Individuals interested in becoming a paramedic should be aware that because emergency services operate on 24 hour schedules, they may find themselves with irregular job schedules. The work is varied, but can also be very emotionally draining, especially in areas with high incidents of injury. Competition for positions as a paramedic varies, but tends to be the most intense in urban areas, which pay their paramedic staffs better.
To be a paramedic, you must be physically fit. Paramedics often extract patients from physically demanding situations, and must be able to lift and carry a substantial amount of weight. In addition to the weight of the patient, paramedics also carry heavy bags of gear to treat patients. If you are a paramedic on an ambulance, you will also have shifts driving the vehicle, which requires special training for safety.
Becoming a paramedic begins with the training. Standards for training vary from state to state, but generally begin with EMT-1, which is first responder training. EMT-1s can provide limited patient interventions, take vital signs, and offer basic life support including administration of oxygen and cardiopulmonary resuscitation (CPR). EMT-1s cannot administer injected medications. EMT-2s and EMT-3s can offer more life support services, as well as offering injected and oral medications. A paramedic, or EMT-4, has the highest level of training.
Paramedics are able to provide advanced life support, interpret diagnostic equipment, use medical devices which assist in breathing, and use stomach suction equipment. The range of drugs they can use under the direction of a physician is more broad. Becoming a paramedic reflects an advanced level of training and field work.
Training to be an EMT begins in the classroom, where courses range from a few weeks for EMT-1s to full two year programs for some paramedics. In the classroom, students learn about anatomy and physiology. They also learn about how to intervene in medical emergencies, what sort of drugs they can use to assist patients, and how to handle a wide variety of social situations which may accompany medical emergencies. After a set amount of classroom training, trainees are permitted to ride along in ambulances, where they observe and assist with patient care.

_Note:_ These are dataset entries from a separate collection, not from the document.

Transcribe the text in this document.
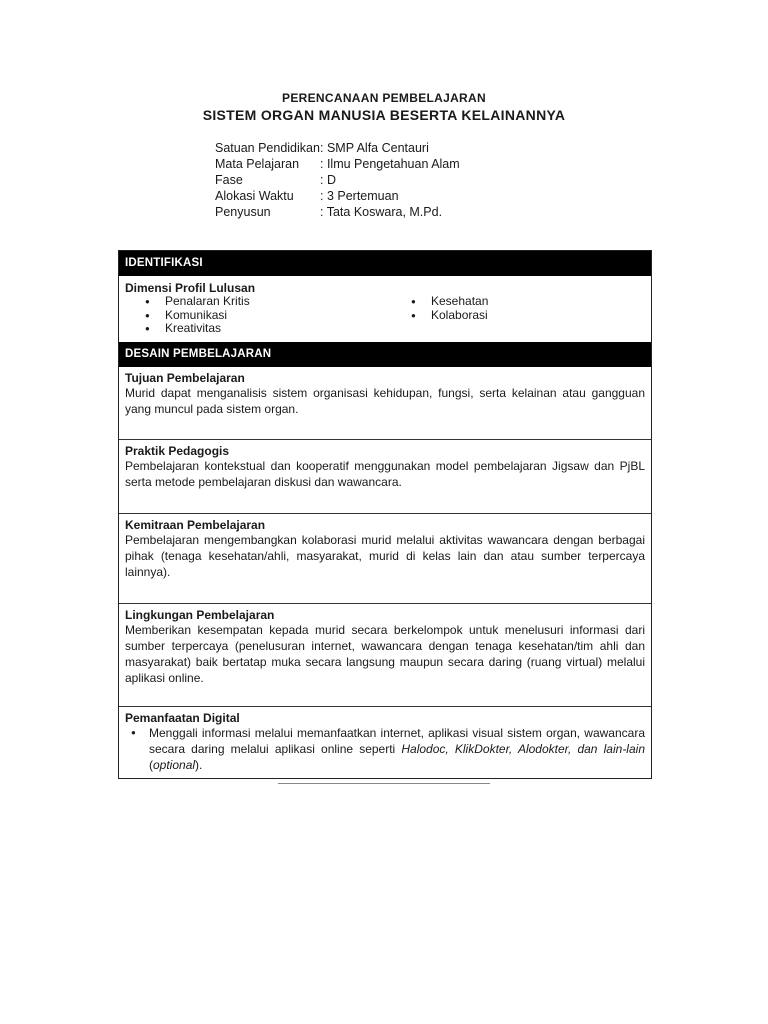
PERENCANAAN PEMBELAJARAN
SISTEM ORGAN MANUSIA BESERTA KELAINANNYA
Satuan Pendidikan : SMP Alfa Centauri
Mata Pelajaran	: Ilmu Pengetahuan Alam
Fase	: D
Alokasi Waktu	: 3 Pertemuan
Penyusun	: Tata Koswara, M.Pd.
IDENTIFIKASI
Dimensi Profil Lulusan
● Penalaran Kritis
● Komunikasi
● Kreativitas
● Kesehatan
● Kolaborasi
DESAIN PEMBELAJARAN
Tujuan Pembelajaran

Murid dapat menganalisis sistem organisasi kehidupan, fungsi, serta kelainan atau gangguan yang muncul pada sistem organ.

Praktik Pedagogis

Pembelajaran kontekstual dan kooperatif menggunakan model pembelajaran Jigsaw dan PjBL serta metode pembelajaran diskusi dan wawancara.

Kemitraan Pembelajaran

Pembelajaran mengembangkan kolaborasi murid melalui aktivitas wawancara dengan berbagai pihak (tenaga kesehatan/ahli, masyarakat, murid di kelas lain dan atau sumber terpercaya lainnya).

Lingkungan Pembelajaran

Memberikan kesempatan kepada murid secara berkelompok untuk menelusuri informasi dari sumber terpercaya (penelusuran internet, wawancara dengan tenaga kesehatan/tim ahli dan masyarakat) baik bertatap muka secara langsung maupun secara daring (ruang virtual) melalui aplikasi online.

Pemanfaatan Digital
● Menggali informasi melalui memanfaatkan internet, aplikasi visual sistem organ, wawancara secara daring melalui aplikasi online seperti Halodoc, KlikDokter, Alodokter, dan lain-lain (optional).
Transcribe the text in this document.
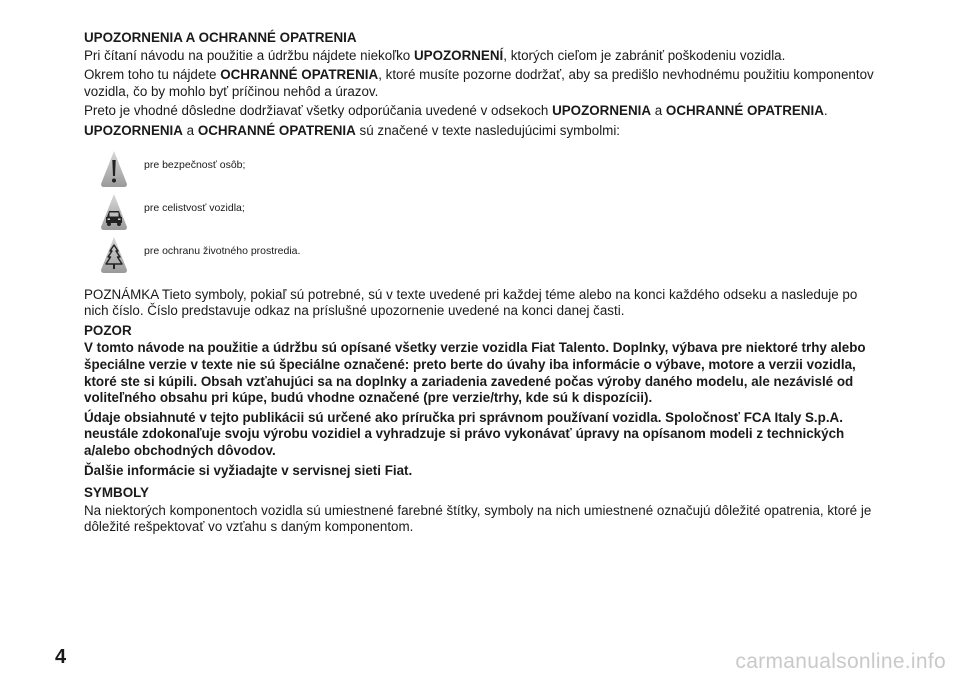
UPOZORNENIA A OCHRANNÉ OPATRENIA

Pri čítaní návodu na použitie a údržbu nájdete niekoľko UPOZORNENÍ, ktorých cieľom je zabrániť poškodeniu vozidla.

Okrem toho tu nájdete OCHRANNÉ OPATRENIA, ktoré musíte pozorne dodržať, aby sa predišlo nevhodnému použitiu komponentov vozidla, čo by mohlo byť príčinou nehôd a úrazov.

Preto je vhodné dôsledne dodržiavať všetky odporúčania uvedené v odsekoch UPOZORNENIA a OCHRANNÉ OPATRENIA.

UPOZORNENIA a OCHRANNÉ OPATRENIA sú značené v texte nasledujúcimi symbolmi:

pre bezpečnosť osôb;
pre celistvosť vozidla;
pre ochranu životného prostredia.

POZNÁMKA Tieto symboly, pokiaľ sú potrebné, sú v texte uvedené pri každej téme alebo na konci každého odseku a nasleduje po nich číslo. Číslo predstavuje odkaz na príslušné upozornenie uvedené na konci danej časti.

POZOR

V tomto návode na použitie a údržbu sú opísané všetky verzie vozidla Fiat Talento. Doplnky, výbava pre niektoré trhy alebo špeciálne verzie v texte nie sú špeciálne označené: preto berte do úvahy iba informácie o výbave, motore a verzii vozidla, ktoré ste si kúpili. Obsah vzťahujúci sa na doplnky a zariadenia zavedené počas výroby daného modelu, ale nezávislé od voliteľného obsahu pri kúpe, budú vhodne označené (pre verzie/trhy, kde sú k dispozícii).

Údaje obsiahnuté v tejto publikácii sú určené ako príručka pri správnom používaní vozidla. Spoločnosť FCA Italy S.p.A. neustále zdokonaľuje svoju výrobu vozidiel a vyhradzuje si právo vykonávať úpravy na opísanom modeli z technických a/alebo obchodných dôvodov.

Ďalšie informácie si vyžiadajte v servisnej sieti Fiat.

SYMBOLY

Na niektorých komponentoch vozidla sú umiestnené farebné štítky, symboly na nich umiestnené označujú dôležité opatrenia, ktoré je dôležité rešpektovať vo vzťahu s daným komponentom.

4	carmanualsonline.info
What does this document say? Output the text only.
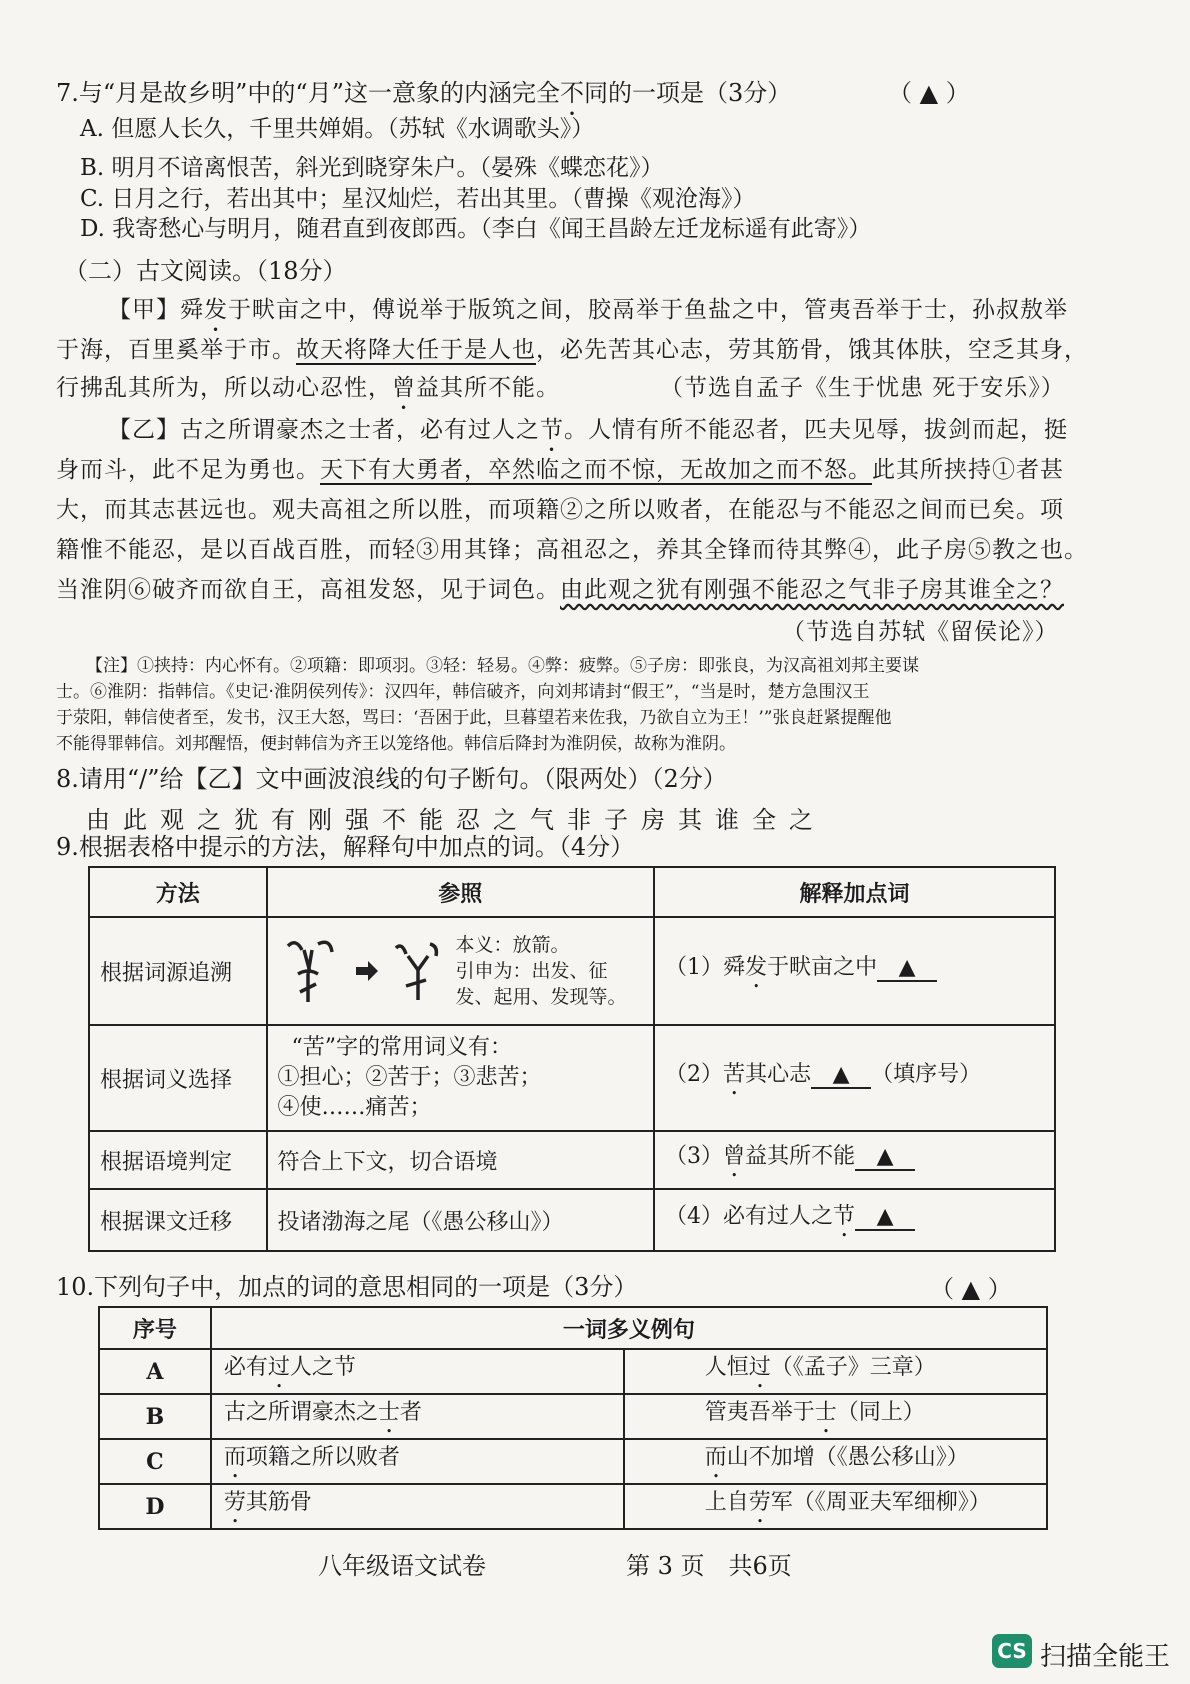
7.与“月是故乡明”中的“月”这一意象的内涵完全不同的一项是（3分）	（ ▲ ）
A. 但愿人长久，千里共婵娟。（苏轼《水调歌头》）
B. 明月不谙离恨苦，斜光到晓穿朱户。（晏殊《蝶恋花》）
C. 日月之行，若出其中；星汉灿烂，若出其里。（曹操《观沧海》）
D. 我寄愁心与明月，随君直到夜郎西。（李白《闻王昌龄左迁龙标遥有此寄》）
（二）古文阅读。（18分）
【甲】舜发于畎亩之中，傅说举于版筑之间，胶鬲举于鱼盐之中，管夷吾举于士，孙叔敖举
于海，百里奚举于市。故天将降大任于是人也，必先苦其心志，劳其筋骨，饿其体肤，空乏其身，
行拂乱其所为，所以动心忍性，曾益其所不能。	（节选自孟子《生于忧患 死于安乐》）
【乙】古之所谓豪杰之士者，必有过人之节。人情有所不能忍者，匹夫见辱，拔剑而起，挺
身而斗，此不足为勇也。天下有大勇者，卒然临之而不惊，无故加之而不怒。此其所挟持①者甚
大，而其志甚远也。观夫高祖之所以胜，而项籍②之所以败者，在能忍与不能忍之间而已矣。项
籍惟不能忍，是以百战百胜，而轻③用其锋；高祖忍之，养其全锋而待其弊④，此子房⑤教之也。
当淮阴⑥破齐而欲自王，高祖发怒，见于词色。由此观之犹有刚强不能忍之气非子房其谁全之？
（节选自苏轼《留侯论》）
【注】①挟持：内心怀有。②项籍：即项羽。③轻：轻易。④弊：疲弊。⑤子房：即张良，为汉高祖刘邦主要谋
士。⑥淮阴：指韩信。《史记·淮阴侯列传》：汉四年，韩信破齐，向刘邦请封“假王”，“当是时，楚方急围汉王
于荥阳，韩信使者至，发书，汉王大怒，骂曰：‘吾困于此，旦暮望若来佐我，乃欲自立为王！’”张良赶紧提醒他
不能得罪韩信。刘邦醒悟，便封韩信为齐王以笼络他。韩信后降封为淮阴侯，故称为淮阴。
8.请用“/”给【乙】文中画波浪线的句子断句。（限两处）（2分）
由此观之犹有刚强不能忍之气非子房其谁全之
9.根据表格中提示的方法，解释句中加点的词。（4分）
方法	参照	解释加点词
根据词源追溯	本义：放箭。
引申为：出发、征
发、起用、发现等。	（1）舜发于畎亩之中 ▲
根据词义选择	“苦”字的常用词义有：
①担心；②苦于；③悲苦；
④使……痛苦；	（2）苦其心志 ▲ （填序号）
根据语境判定	符合上下文，切合语境	（3）曾益其所不能 ▲
根据课文迁移	投诸渤海之尾（《愚公移山》）	（4）必有过人之节 ▲
10.下列句子中，加点的词的意思相同的一项是（3分）	（ ▲ ）
序号	一词多义例句	
A	必有过人之节	人恒过（《孟子》三章）
B	古之所谓豪杰之士者	管夷吾举于士（同上）
C	而项籍之所以败者	而山不加增（《愚公移山》）
D	劳其筋骨	上自劳军（《周亚夫军细柳》）
八年级语文试卷	第 3 页　共6页
CS 扫描全能王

After training, an examination is administered. A successful pass results in certification as a paramedic. Paramedics can work in a wide variety of environments, or can go back to school for further training. Some paramedics decide to pursue careers as doctors, nurses, or hospital supervisors. The range of opportunities for certified paramedics is wide, and employment is available all over the United States. A career as a paramedic, as in many fields of health care, can be very rewarding.